Japan’s crippled nuclear plant is bleeding hazardous radioactive water at a mind-staggering rate. Officials at Fukushima Daiichi are filling 37-foot-tall tanks nearly every other day. Now, in southeast Washington, a company called Kurion is developing and building a mobile filter system to help deal with that troublesome radioactive wastewater.
The filtration system looks like five large shipping containers. Except, they’re awfully shiny and have a lot of high-tech whiz-bang pipes, electronics and tanks inside.
It’s sort of like a supersized Brita. The systems will filter about 79,000-gallons of water per day targeting radioactive strontium.
Strontium is nasty stuff - and workers on the Fukushima site face exposure to it right now.
John Raymont, the founder of Kurion, hopes that soon his company will contract with the federal government to use this technology right here in the Northwest.
"This is going to demonstrate for them in real world, in real time whether or not this technology really works and give them a real opportunity to think about whether they can deploy the same concept for the tank farm here at Hanford," Raymont says.
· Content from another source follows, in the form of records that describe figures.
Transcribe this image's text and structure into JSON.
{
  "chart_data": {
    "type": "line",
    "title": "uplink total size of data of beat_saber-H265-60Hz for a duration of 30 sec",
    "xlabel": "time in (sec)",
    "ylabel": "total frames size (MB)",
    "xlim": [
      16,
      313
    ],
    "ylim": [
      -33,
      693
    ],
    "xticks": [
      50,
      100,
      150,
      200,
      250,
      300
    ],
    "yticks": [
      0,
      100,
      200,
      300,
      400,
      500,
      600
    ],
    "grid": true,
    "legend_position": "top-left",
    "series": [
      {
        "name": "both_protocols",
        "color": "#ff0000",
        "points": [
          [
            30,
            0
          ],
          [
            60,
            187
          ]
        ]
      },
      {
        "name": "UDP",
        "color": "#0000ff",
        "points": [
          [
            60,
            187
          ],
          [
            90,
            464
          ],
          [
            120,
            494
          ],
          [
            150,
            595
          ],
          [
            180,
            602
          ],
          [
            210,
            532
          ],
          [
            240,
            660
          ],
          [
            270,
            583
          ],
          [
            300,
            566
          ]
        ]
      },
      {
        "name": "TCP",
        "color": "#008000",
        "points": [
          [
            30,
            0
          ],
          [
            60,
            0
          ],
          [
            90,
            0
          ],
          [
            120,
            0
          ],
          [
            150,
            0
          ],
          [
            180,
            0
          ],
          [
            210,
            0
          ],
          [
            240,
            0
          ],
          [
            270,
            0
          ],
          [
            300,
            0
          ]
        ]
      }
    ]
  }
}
This filter system for Japan won’t clean up the water totally. But most of the highly radioactive stuff will be taken out.
Kurion was founded in 2008, and has operations around the world. Recently it added about 100 engineers and workers here in Richland to design the filter.
This system will be demonstrated here for a Japanese nuclear delegation in early July -- right before it’s put on a gigantic airplane.